More than one in three have less now than they did before the pandemic, while 10% have no savings at all. Only 24% said that they have more while 34% are at in the same financial place, the latest study from financial services company Bankrate has found.
For families earning below $50,000, that number of people without any savings goes up to 37%.
The number of people without any savings is currently the highest in 12 years of polling.
Savings Are Getting Sparser While Money Worries Are Going Up
The study, which looked at 1,025 adults in different parts of the country, found that dwindling savings are a significant source of stress even for those who have them.
While 48% of Americans were unhappy with the amount of savings they had in 2021, that number is now at 58%. 29% are somewhat comfortable while just 13% are very comfortable.
Financial comfort is directly correlated with having some money in the bank for a rainy day. Out of those who said they were either somewhat or very comfortable, 82% had at least three months of expenses saved in the bank.
"The percentage of Americans who are comfortable with their emergency savings has gone from 54% to 42% in the past two years, while those uncomfortable has jumped from 44% to a majority 58%," Bankrate's Chief Financial Analyst Greg McBride said in a statement. "Inflation at the highest levels in 40 years will erode the comfort level with, and buying power of, your emergency savings."
Age is predictably correlated with savings -- hardly a surprise since more time spent working means that one has had more time to save. 40% of millennials had enough saved to cover three months of expenses while that number was at a respective 47% for Generation X and 62% for baby boomers.
"Even with fewer households having no emergency savings and 56% having the same or more savings than one year ago, the majority of Americans are uncomfortable with the emergency savings they have in 2022, a change from the previous two years," McBride said.
Low Income Can Be A Vicious Cycle
While a survey cannot get into the causation of such numbers, it stands to reason that inflation is eating away at many whose lower income makes it difficult or impossible to save.
The consumer index rose by 8.6% in May, a high unseen in nearly 40 years. Everything from gas and grocery items to the electric bill are getting more expensive and, for those who were already below average incomes, dollars that could be put toward a rainy day fund are instead spent to make up for higher costs.
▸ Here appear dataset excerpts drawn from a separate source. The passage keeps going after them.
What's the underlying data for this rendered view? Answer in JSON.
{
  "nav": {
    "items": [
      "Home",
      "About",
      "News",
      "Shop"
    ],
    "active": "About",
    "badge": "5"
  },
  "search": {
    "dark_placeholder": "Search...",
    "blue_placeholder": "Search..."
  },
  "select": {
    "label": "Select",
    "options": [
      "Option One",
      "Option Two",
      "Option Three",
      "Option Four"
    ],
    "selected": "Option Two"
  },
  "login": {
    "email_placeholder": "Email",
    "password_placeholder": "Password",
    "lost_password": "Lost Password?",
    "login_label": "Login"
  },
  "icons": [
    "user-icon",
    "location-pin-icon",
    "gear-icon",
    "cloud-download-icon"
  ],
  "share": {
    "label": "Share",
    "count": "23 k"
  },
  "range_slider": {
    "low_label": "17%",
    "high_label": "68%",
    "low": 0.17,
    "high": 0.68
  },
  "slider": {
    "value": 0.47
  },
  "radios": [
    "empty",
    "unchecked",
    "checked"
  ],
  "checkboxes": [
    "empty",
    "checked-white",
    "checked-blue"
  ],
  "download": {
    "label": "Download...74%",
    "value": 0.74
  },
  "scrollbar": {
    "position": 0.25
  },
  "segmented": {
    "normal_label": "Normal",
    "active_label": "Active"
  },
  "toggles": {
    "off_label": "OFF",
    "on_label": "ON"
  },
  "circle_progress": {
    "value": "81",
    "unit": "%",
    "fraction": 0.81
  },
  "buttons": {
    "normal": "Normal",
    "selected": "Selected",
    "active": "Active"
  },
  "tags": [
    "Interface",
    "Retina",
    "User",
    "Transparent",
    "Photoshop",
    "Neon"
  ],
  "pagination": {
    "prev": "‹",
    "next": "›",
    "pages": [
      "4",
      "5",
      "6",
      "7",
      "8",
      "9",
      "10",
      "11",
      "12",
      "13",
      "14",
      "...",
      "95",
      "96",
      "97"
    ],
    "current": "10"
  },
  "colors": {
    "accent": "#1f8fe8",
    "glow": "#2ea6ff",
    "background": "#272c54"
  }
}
A recent study found that 63% of American households have recently cut back on consumer spending while 57% did so on groceries and 44% on gas. Even more alarmingly, 35% have made fewer debt payments -- a situation that can create a financial hole and put one even farther from eventually being able to save.
"Households with higher annual incomes reported higher levels of comfort with their level of savings," the study reads. "Of those that earned more than $100,000, more than half (59%) were comfortable with their savings, while less than half (46%) of those earning $50,000 to $99,999 reported being comfortable with their emergency funds."